2. Respiratory infections
Respiratory problems during childhood and childhood can cause shortness of breath.
Some children who contract respiratory infections continue to develop chronic asthma.
Having an allergen condition, such as atopic dermatitis (eczema) or allergen rhinitis (hay fever), is a risk factor for developing asthma.
If you have asthma, exposure to certain things at work can cause asthma symptoms. And, for some people, exposure to certain dust (industrial dust or wood), chemical fumes and odors, and mildew can cause asthma to develop for the first time.
Cigarette smoke irritates airways. Smokers are at greater risk of asthma. Those whose mothers smoked during pregnancy or who were exposed to secondhand smoke are also more likely to have asthma. Learn more about the health effects of smoking asthma.
6. Air pollution
Exposure to a major component of smog (ozone) raises the risk of asthma. Those who grew up or lived in urban areas are at greater risk of asthma.

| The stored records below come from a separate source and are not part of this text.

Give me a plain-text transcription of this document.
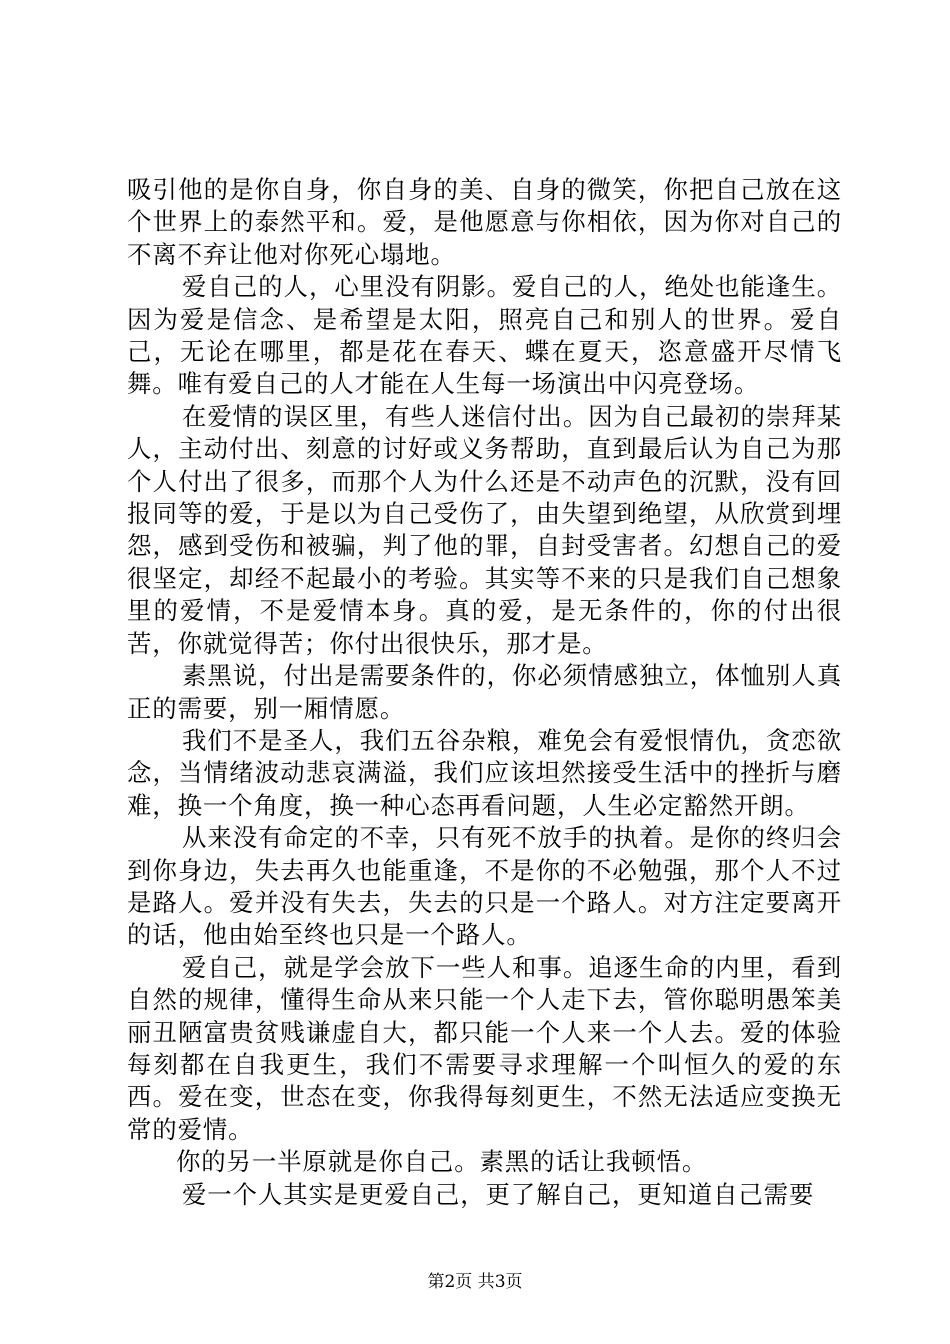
吸引他的是你自身，你自身的美、自身的微笑，你把自己放在这个世界上的泰然平和。爱，是他愿意与你相依，因为你对自己的不离不弃让他对你死心塌地。

爱自己的人，心里没有阴影。爱自己的人，绝处也能逢生。因为爱是信念、是希望是太阳，照亮自己和别人的世界。爱自己，无论在哪里，都是花在春天、蝶在夏天，恣意盛开尽情飞舞。唯有爱自己的人才能在人生每一场演出中闪亮登场。

在爱情的误区里，有些人迷信付出。因为自己最初的崇拜某人，主动付出、刻意的讨好或义务帮助，直到最后认为自己为那个人付出了很多，而那个人为什么还是不动声色的沉默，没有回报同等的爱，于是以为自己受伤了，由失望到绝望，从欣赏到埋怨，感到受伤和被骗，判了他的罪，自封受害者。幻想自己的爱很坚定，却经不起最小的考验。其实等不来的只是我们自己想象里的爱情，不是爱情本身。真的爱，是无条件的，你的付出很苦，你就觉得苦；你付出很快乐，那才是。

素黑说，付出是需要条件的，你必须情感独立，体恤别人真正的需要，别一厢情愿。

我们不是圣人，我们五谷杂粮，难免会有爱恨情仇，贪恋欲念，当情绪波动悲哀满溢，我们应该坦然接受生活中的挫折与磨难，换一个角度，换一种心态再看问题，人生必定豁然开朗。

从来没有命定的不幸，只有死不放手的执着。是你的终归会到你身边，失去再久也能重逢，不是你的不必勉强，那个人不过是路人。爱并没有失去，失去的只是一个路人。对方注定要离开的话，他由始至终也只是一个路人。

爱自己，就是学会放下一些人和事。追逐生命的内里，看到自然的规律，懂得生命从来只能一个人走下去，管你聪明愚笨美丽丑陋富贵贫贱谦虚自大，都只能一个人来一个人去。爱的体验每刻都在自我更生，我们不需要寻求理解一个叫恒久的爱的东西。爱在变，世态在变，你我得每刻更生，不然无法适应变换无常的爱情。

你的另一半原就是你自己。素黑的话让我顿悟。

爱一个人其实是更爱自己，更了解自己，更知道自己需要

第2页 共3页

Children and adults who are overweight or obese are at greater risk of asthma.
Although the reasons are not clear, some experts point to low-grade inflammation that occurs with excess weight.
Obese patients tend to take more drugs, have more severe symptoms, and are less able to control their asthma than patients who are overweight.
- While these factors increase a person’s risk of contracting the disease, there are additional factors, such as poverty and lack of health insurance, which contribute to asthma symptoms, emergency room visits, and hospitalization.